Officials at St. Joseph’s Health Center in Syracuse, New York, have revealed that earlier this year, in March 2015, another patient contracted Legionnaires’ disease at the hospital and subsequently died. St. Joseph’s is currently under scrutiny for its failure to disclose 3 Legionnaires’ disease cases. It was these cases that prompted a recent inspection of hospital water systems and testing for potentially fatal Legionella, the bacteria that causes Legionnaires’ disease, a severe type of pneumonia.
According to local Syracuse news sources, the hospital stated that, while the patient did in fact contract Legionnaires’ disease while in the hospital, this patient “died of other causes.” Hospital personnel traced the bacteria to a radiology department sink, which they disinfected and which then tested negative for Legionella.
Legionella bacteria is ubiquitous in the environment – it occurs in lakes, rivers, and even in potting soil. Most healthy people are not sickened by exposure to the bacteria, but those with suppressed immune systems and underlying medical conditions are highly susceptible. And when an immune-compromised patient contracts Legionnaires’ Disease in a hospital, he or she has a 50% chance of dying.

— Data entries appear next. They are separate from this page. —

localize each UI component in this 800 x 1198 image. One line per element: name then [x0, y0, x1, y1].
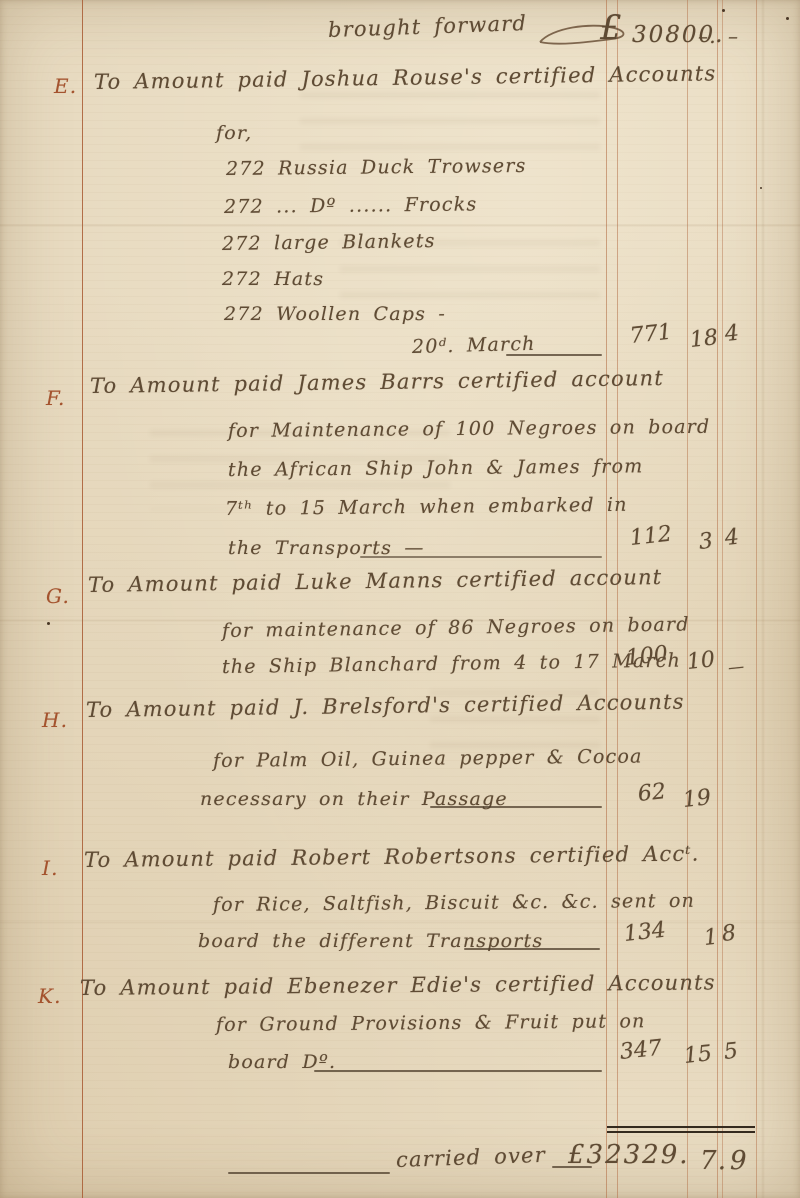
- column-rule: [756, 0, 757, 1198]
- total-pounds: £32329.: [568, 1140, 690, 1170]
- total-rule: [607, 1131, 755, 1133]
- amount-pence: 4: [724, 321, 741, 347]
- amount-pounds: 62: [637, 779, 667, 807]
- amount-pence: —: [727, 656, 745, 677]
- entry-letter: F.: [46, 386, 66, 410]
- entry-letter: G.: [46, 584, 70, 608]
- entry-letter: K.: [38, 984, 62, 1008]
- pen-rule: [228, 1172, 390, 1174]
- entry-line: 7ᵗʰ to 15 March when embarked in: [225, 494, 628, 520]
- ink-speck: [760, 187, 762, 189]
- entry-line: the African Ship John & James from: [228, 455, 644, 481]
- brought-forward-label: brought forward: [328, 11, 528, 42]
- brought-forward-shillings: –.: [698, 24, 717, 48]
- entry-letter: H.: [42, 708, 68, 732]
- amount-pence: 8: [721, 921, 738, 947]
- amount-shillings: 15: [683, 1041, 713, 1069]
- entry-line: for,: [216, 122, 252, 144]
- ink-speck: [47, 622, 50, 625]
- entry-letter: E.: [54, 74, 77, 98]
- amount-shillings: 3: [698, 529, 715, 555]
- pen-rule: [506, 354, 602, 356]
- brought-forward-pence: –: [728, 24, 739, 48]
- ink-speck: [722, 9, 725, 12]
- carried-over-label: carried over: [396, 1143, 547, 1172]
- margin-rule: [82, 0, 83, 1198]
- amount-pounds: 112: [629, 522, 673, 551]
- column-rule: [717, 0, 718, 1198]
- total-rule: [607, 1126, 755, 1128]
- amount-pence: 5: [723, 1039, 740, 1065]
- ink-showthrough: [300, 92, 600, 152]
- fold-crease: [761, 0, 765, 1198]
- entry-line: 272 large Blankets: [222, 230, 436, 255]
- amount-pounds: 771: [629, 320, 673, 349]
- fold-crease: [0, 224, 800, 227]
- pound-sign: £: [600, 8, 623, 48]
- entry-line: for Palm Oil, Guinea pepper & Cocoa: [213, 746, 643, 772]
- total-shillings: 7.: [700, 1146, 727, 1176]
- amount-shillings: 19: [682, 785, 712, 813]
- entry-letter: I.: [42, 856, 59, 880]
- entry-line: for maintenance of 86 Negroes on board: [222, 613, 690, 642]
- ledger-page: brought forward £ 30800. –. – E. To Amou…: [0, 0, 800, 1198]
- column-rule: [687, 0, 688, 1198]
- entry-title: To Amount paid Luke Manns certified acco…: [88, 565, 663, 597]
- pen-rule: [464, 948, 600, 950]
- fold-crease: [0, 921, 800, 924]
- entry-line: 272 Hats: [222, 268, 324, 290]
- amount-pence: 4: [724, 525, 741, 551]
- entry-line: 272 Russia Duck Trowsers: [226, 155, 527, 180]
- pen-rule: [360, 556, 602, 558]
- amount-shillings: 10: [686, 647, 716, 675]
- ink-speck: [786, 17, 789, 20]
- entry-line: for Rice, Saltfish, Biscuit &c. &c. sent…: [213, 890, 695, 916]
- entry-title: To Amount paid Ebenezer Edie's certified…: [80, 970, 716, 1000]
- entry-line: for Maintenance of 100 Negroes on board: [228, 416, 711, 442]
- amount-pounds: 347: [619, 1036, 663, 1065]
- entry-line: 272 ... Dº ...... Frocks: [224, 193, 478, 218]
- amount-shillings: 1: [703, 925, 720, 951]
- entry-line: the Ship Blanchard from 4 to 17 March: [222, 650, 681, 678]
- pen-rule: [314, 1070, 602, 1072]
- column-rule: [722, 0, 723, 1198]
- entry-title: To Amount paid Joshua Rouse's certified …: [94, 61, 717, 94]
- amount-shillings: 18: [689, 325, 719, 353]
- amount-pounds: 100: [625, 642, 669, 671]
- amount-pounds: 134: [623, 918, 667, 947]
- entry-title: To Amount paid James Barrs certified acc…: [90, 366, 664, 398]
- total-pence: 9: [730, 1146, 748, 1176]
- entry-line: for Ground Provisions & Fruit put on: [216, 1010, 646, 1036]
- entry-title: To Amount paid Robert Robertsons certifi…: [84, 842, 700, 872]
- entry-line: 272 Woollen Caps -: [224, 303, 446, 325]
- pen-rule: [430, 806, 602, 808]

Both ethical and legal issues arise from St. Joseph’s failure to publically disclose the patient fatality in March. Since the patient contracted Legionnaires’ disease on hospital grounds, it is begging the question to say that Legionnaires’ Disease “was not the cause of death” – we must ask whether it was a contributing factor to that death.
The question also arises as to why, after a fatal Legionnaires’ disease infection occurred at the hospital in March, water systems were not more closely monitored for regrowth of the Legionella bacteria – especially in a New York state public hospital. New York, Maryland, and Pennsylvania are the only states thus far where health departments have issued comprehensive guidelines for containing the risk of Legionella contamination in hospitals. The New York State Department of Health (NYSDOH) first released its guidance in 1999, updating this document ten years ago in 2005. The latest version specifically states:
“If a case of Legionnaires’ disease is definitively linked to a healthcare facility, the implicated systems must be disinfected/treated immediately. Complete eradication of Legionella is not feasible and re-growth will occur. Therefore, long-term control measures must be implemented. Environmental surveillance (collecting water samples or plumbing system swab samples for Legionella analysis) is necessary to ensure that disinfection and long-term control measures are effective.”
The diagnosis of a hospital-acquired case of Legionnaires’ disease should have alerted officials at St. Joseph’s to the need to monitor its water systems for signs of bacteria regrowth. Obviously, it did not. Six months later, the Legionella was back in the hospital’s new $63 million, “green” Christina M. Nappi Surgical Tower, a 104,000 sq. ft. facility that primarily serves cardiac patients. Current evidence suggests that the growth of the bacteria was enabled by the state-of-the-art facility’s new “low-flow” water faucets, which allow water to collect, stagnate, and recolonize the potentially fatal Legionella bacteria.
Separate, repeated instances of Legionnaires’ disease in a medical facility within a twelve-month period raise a red flag regarding the adequacy of that hospital’s disease prevention and sanitation programs. At some point, legal action becomes the most effective way not only to secure the damages owed to victims of hospital-acquired LD, but also to provide a strong incentive to the hospital to better safeguard its water systems in the future.